Cotton sewing thread works well for tying plants to driftwood. It eventually disintegrates, and the plants will have rooted themselves.


----------



## Bert H (Mar 2, 2004)

> Cotton sewing thread works well for tying plants to driftwood. It eventually disintegrates, and the plants will have rooted themselves.


Use black cotton thread to make it less visible. If the wood has any crack or crevice in it, often times you can just wedge a piece of your plant in that crack/crevice and it will attach there.


----------



## K20A2 (Aug 12, 2006)

Thats exactly what I did with my java fern. Just stuck it into different wedges on a piece of driftwood. None of it has ever came loose so I assume it has attached itself by now. Its been over a month. 

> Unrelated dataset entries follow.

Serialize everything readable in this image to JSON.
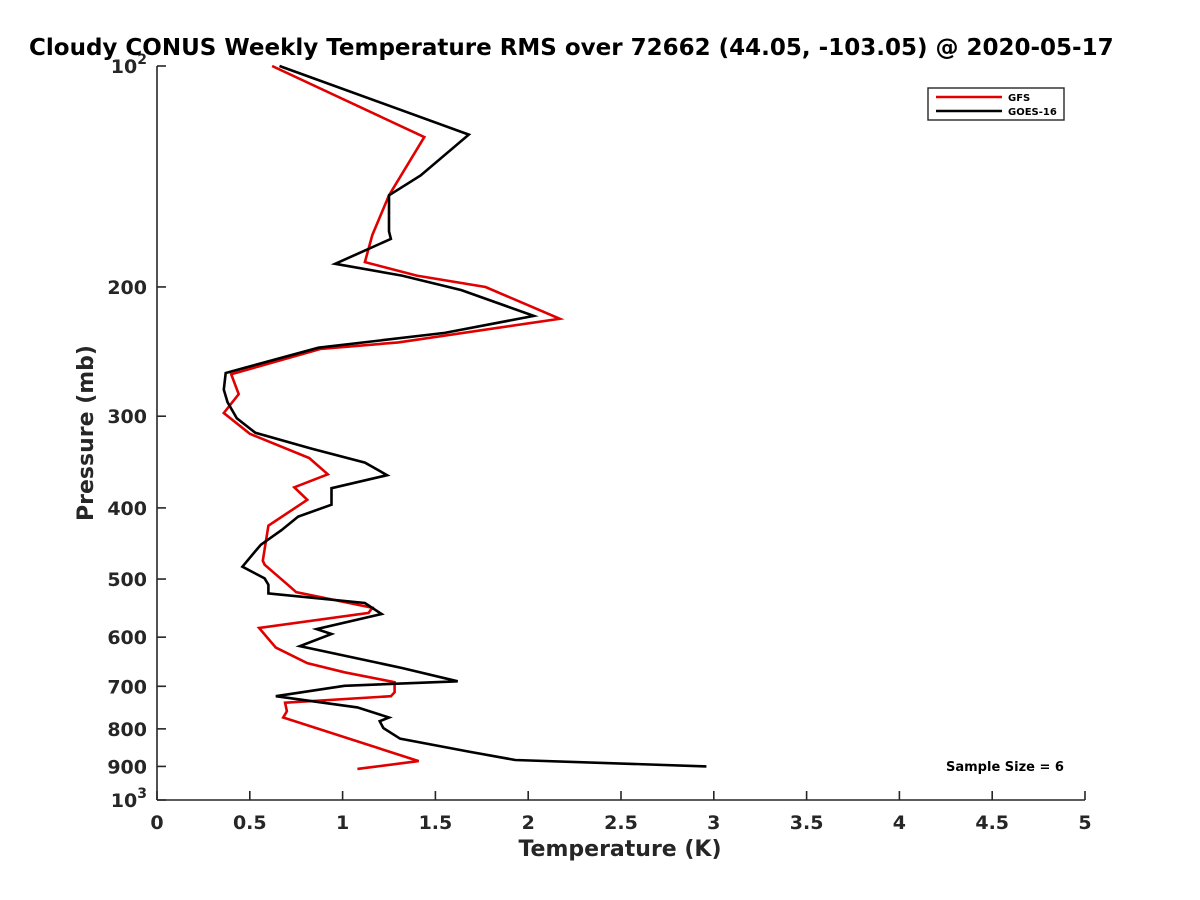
{
  "chart_data": {
    "type": "line",
    "title": "Cloudy CONUS Weekly Temperature RMS over 72662 (44.05, -103.05) @ 2020-05-17",
    "xlabel": "Temperature (K)",
    "ylabel": "Pressure (mb)",
    "xlim": [
      0,
      5
    ],
    "ylim": [
      100,
      1000
    ],
    "y_scale": "log",
    "y_reversed": true,
    "xticks": [
      0,
      0.5,
      1,
      1.5,
      2,
      2.5,
      3,
      3.5,
      4,
      4.5,
      5
    ],
    "xtick_labels": [
      "0",
      "0.5",
      "1",
      "1.5",
      "2",
      "2.5",
      "3",
      "3.5",
      "4",
      "4.5",
      "5"
    ],
    "yticks": [
      100,
      200,
      300,
      400,
      500,
      600,
      700,
      800,
      900,
      1000
    ],
    "ytick_labels": [
      "10^2",
      "200",
      "300",
      "400",
      "500",
      "600",
      "700",
      "800",
      "900",
      "10^3"
    ],
    "grid": false,
    "legend_position": "top-right",
    "annotation": "Sample Size = 6",
    "series": [
      {
        "name": "GFS",
        "color": "#e00000",
        "points": [
          [
            0.62,
            100
          ],
          [
            1.44,
            125
          ],
          [
            1.25,
            150
          ],
          [
            1.16,
            170
          ],
          [
            1.12,
            185
          ],
          [
            1.4,
            193
          ],
          [
            1.77,
            200
          ],
          [
            2.17,
            221
          ],
          [
            1.3,
            238
          ],
          [
            0.88,
            243
          ],
          [
            0.4,
            263
          ],
          [
            0.44,
            280
          ],
          [
            0.36,
            297
          ],
          [
            0.5,
            317
          ],
          [
            0.82,
            342
          ],
          [
            0.92,
            360
          ],
          [
            0.74,
            375
          ],
          [
            0.81,
            390
          ],
          [
            0.6,
            423
          ],
          [
            0.57,
            472
          ],
          [
            0.58,
            478
          ],
          [
            0.72,
            513
          ],
          [
            0.75,
            521
          ],
          [
            1.16,
            547
          ],
          [
            1.14,
            556
          ],
          [
            0.55,
            583
          ],
          [
            0.64,
            620
          ],
          [
            0.81,
            651
          ],
          [
            1.01,
            670
          ],
          [
            1.28,
            691
          ],
          [
            1.28,
            713
          ],
          [
            1.26,
            722
          ],
          [
            0.69,
            737
          ],
          [
            0.7,
            757
          ],
          [
            0.68,
            772
          ],
          [
            1.41,
            885
          ],
          [
            1.08,
            907
          ]
        ]
      },
      {
        "name": "GOES-16",
        "color": "#000000",
        "points": [
          [
            0.66,
            100
          ],
          [
            1.68,
            124
          ],
          [
            1.42,
            141
          ],
          [
            1.25,
            150
          ],
          [
            1.25,
            168
          ],
          [
            1.26,
            172
          ],
          [
            0.96,
            186
          ],
          [
            1.32,
            193
          ],
          [
            1.64,
            202
          ],
          [
            2.03,
            219
          ],
          [
            1.55,
            231
          ],
          [
            0.87,
            242
          ],
          [
            0.37,
            262
          ],
          [
            0.36,
            276
          ],
          [
            0.38,
            287
          ],
          [
            0.43,
            302
          ],
          [
            0.53,
            316
          ],
          [
            0.83,
            332
          ],
          [
            1.12,
            347
          ],
          [
            1.24,
            361
          ],
          [
            0.94,
            376
          ],
          [
            0.94,
            396
          ],
          [
            0.76,
            411
          ],
          [
            0.67,
            429
          ],
          [
            0.56,
            449
          ],
          [
            0.53,
            458
          ],
          [
            0.46,
            481
          ],
          [
            0.58,
            499
          ],
          [
            0.6,
            509
          ],
          [
            0.6,
            523
          ],
          [
            1.12,
            539
          ],
          [
            1.21,
            558
          ],
          [
            0.86,
            585
          ],
          [
            0.94,
            594
          ],
          [
            0.77,
            617
          ],
          [
            1.32,
            661
          ],
          [
            1.62,
            689
          ],
          [
            1.01,
            699
          ],
          [
            0.64,
            722
          ],
          [
            1.08,
            748
          ],
          [
            1.25,
            772
          ],
          [
            1.2,
            781
          ],
          [
            1.22,
            798
          ],
          [
            1.31,
            825
          ],
          [
            1.68,
            859
          ],
          [
            1.93,
            882
          ],
          [
            2.96,
            900
          ]
        ]
      }
    ]
  }
}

I planted my wisteria directly into my gravel(eco complete). Be careful with it because I have noticed that the stems bruise very easily and then rot away. I used my finger to sort of make a hole and then I gently pushed the wisteria down in and then moved the gravel back around it.


----------



## trenac (Jul 16, 2004)

Using fishing line works well to tie plants to wood. It is clear and the plants will eventually cover it so it is not seen.

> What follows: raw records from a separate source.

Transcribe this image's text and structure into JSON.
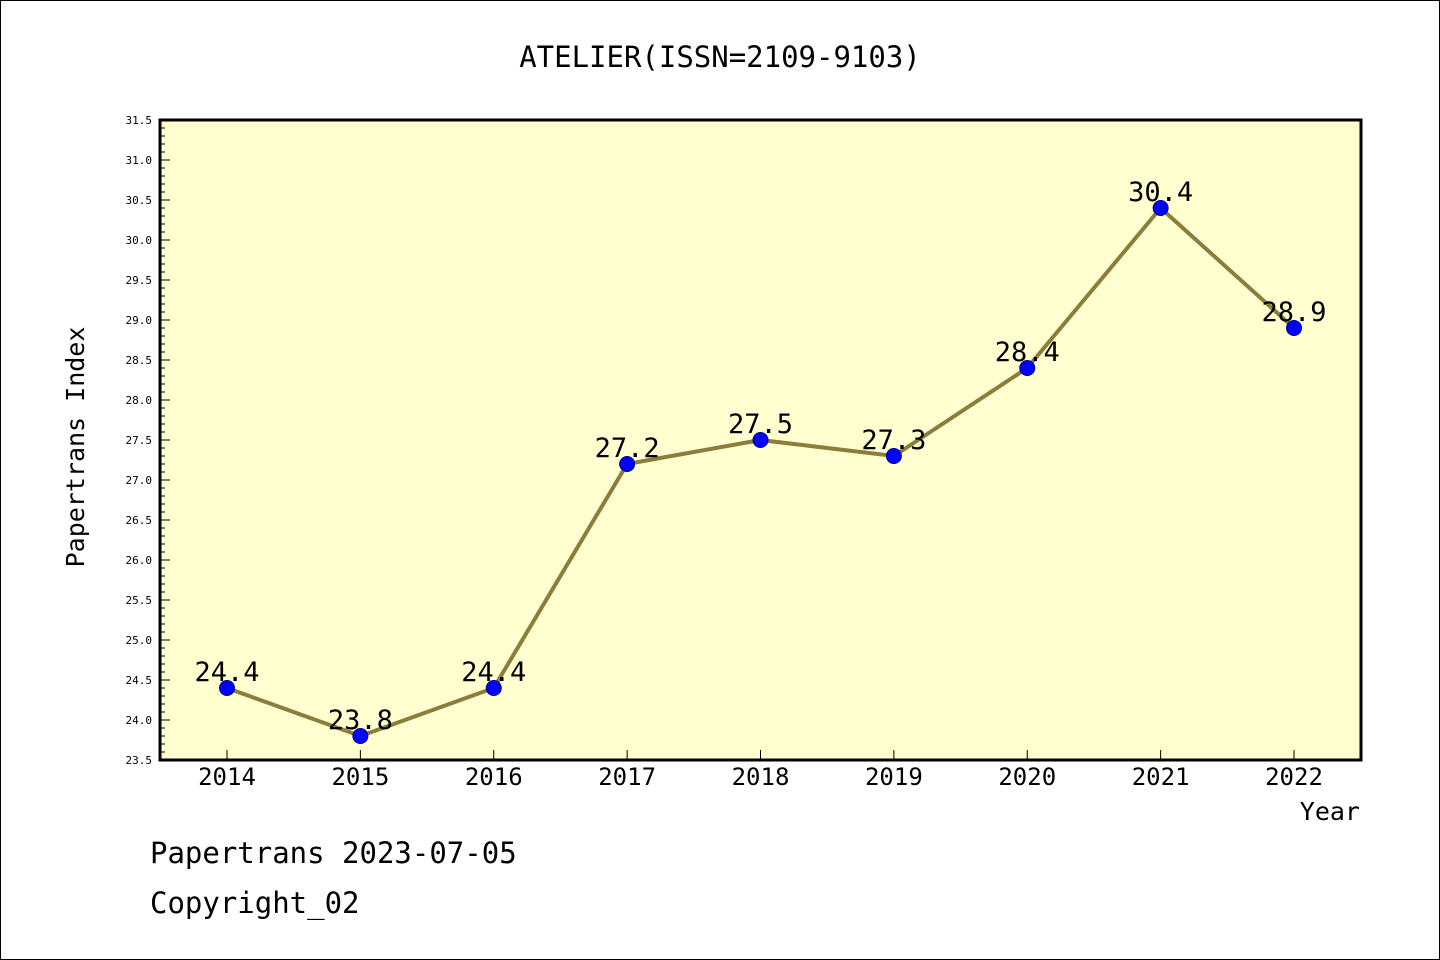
{
  "chart_data": {
    "type": "line",
    "title": "ATELIER(ISSN=2109-9103)",
    "xlabel": "Year",
    "ylabel": "Papertrans Index",
    "x": [
      "2014",
      "2015",
      "2016",
      "2017",
      "2018",
      "2019",
      "2020",
      "2021",
      "2022"
    ],
    "series": [
      {
        "values": [
          24.4,
          23.8,
          24.4,
          27.2,
          27.5,
          27.3,
          28.4,
          30.4,
          28.9
        ],
        "labels": [
          "24.4",
          "23.8",
          "24.4",
          "27.2",
          "27.5",
          "27.3",
          "28.4",
          "30.4",
          "28.9"
        ]
      }
    ],
    "ylim": [
      23.5,
      31.5
    ],
    "yticks": [
      "23.5",
      "24.0",
      "24.5",
      "25.0",
      "25.5",
      "26.0",
      "26.5",
      "27.0",
      "27.5",
      "28.0",
      "28.5",
      "29.0",
      "29.5",
      "30.0",
      "30.5",
      "31.0",
      "31.5"
    ],
    "grid": false,
    "colors": {
      "plot_background": "#ffffd0",
      "line": "#8b7d3a",
      "marker_fill": "#0000ff",
      "marker_edge": "#00008b"
    }
  },
  "footer": {
    "line1": "Papertrans 2023-07-05",
    "line2": "Copyright_02"
  }
}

Wisteria and Crypts can be planted in the substrate. Wisteria can as be used as a floating plant, if you want to go that route.


----------



## Laith (Sep 4, 2004)

These are all good methods...

Just be careful when using fishing line. If you tie it too tight it will cut into the rhizome of the anubia and this will often lead to the rhizome rotting.


----------



## MiSo (Nov 4, 2005)

for java moss, i use dark green sewing thread.


----------



## sarahbobarah (Sep 5, 2005)

As for me, for mosses, I use dark green embroidery thread. Embroidery thread is cool because I can find it in several shades of green, and it comes in little 2 foot long pieces so I don't have to buy an entire gigantic spool. 

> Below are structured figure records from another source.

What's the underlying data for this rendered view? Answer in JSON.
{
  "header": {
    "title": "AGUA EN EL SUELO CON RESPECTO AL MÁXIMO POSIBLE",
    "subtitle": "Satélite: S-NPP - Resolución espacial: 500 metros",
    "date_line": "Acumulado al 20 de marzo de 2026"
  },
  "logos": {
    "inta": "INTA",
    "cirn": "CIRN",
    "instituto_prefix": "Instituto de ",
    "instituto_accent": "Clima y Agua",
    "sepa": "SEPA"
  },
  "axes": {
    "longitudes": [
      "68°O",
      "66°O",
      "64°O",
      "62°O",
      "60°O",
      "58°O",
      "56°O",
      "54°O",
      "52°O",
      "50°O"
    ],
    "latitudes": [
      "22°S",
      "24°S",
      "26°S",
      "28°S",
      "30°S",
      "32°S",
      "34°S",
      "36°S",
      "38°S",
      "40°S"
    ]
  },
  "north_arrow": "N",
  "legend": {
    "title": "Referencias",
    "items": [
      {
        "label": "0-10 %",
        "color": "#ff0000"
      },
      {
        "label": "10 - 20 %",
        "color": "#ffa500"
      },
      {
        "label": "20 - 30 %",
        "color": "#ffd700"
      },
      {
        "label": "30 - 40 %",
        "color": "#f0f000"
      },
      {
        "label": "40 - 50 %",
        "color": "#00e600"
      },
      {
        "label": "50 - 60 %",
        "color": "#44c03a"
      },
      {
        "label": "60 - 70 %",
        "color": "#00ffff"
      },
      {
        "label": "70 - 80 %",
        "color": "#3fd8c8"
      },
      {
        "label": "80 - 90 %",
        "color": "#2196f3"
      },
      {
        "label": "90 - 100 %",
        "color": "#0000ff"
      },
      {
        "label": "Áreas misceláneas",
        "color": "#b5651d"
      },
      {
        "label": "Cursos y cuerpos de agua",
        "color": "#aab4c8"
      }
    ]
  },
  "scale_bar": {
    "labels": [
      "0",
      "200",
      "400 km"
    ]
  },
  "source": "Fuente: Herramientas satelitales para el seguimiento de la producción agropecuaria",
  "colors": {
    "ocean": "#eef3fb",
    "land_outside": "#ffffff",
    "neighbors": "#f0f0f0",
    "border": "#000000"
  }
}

Also, I like to use twist ties from the grocery store, and the black twist ties from electronics equipment. 

I suppose you could also use pipe cleaner...?


----------



## aloha (Jun 2, 2005)

Laith said:


> These are all good methods...
> 
> Just be careful when using fishing line. If you tie it too tight it will cut into the rhizome of the anubia and this will often lead to the rhizome rotting.


I second that. Also there is the danger, especially if you got driftwood-loving catfish or saes which can be caught in fishing line if it is not tightly set.

That's the reason i prefer the cotton sewing thread.


----------



## duchessren (Sep 16, 2006)

Is there a compiled list of all the plants which will attach themselves to driftwood.


----------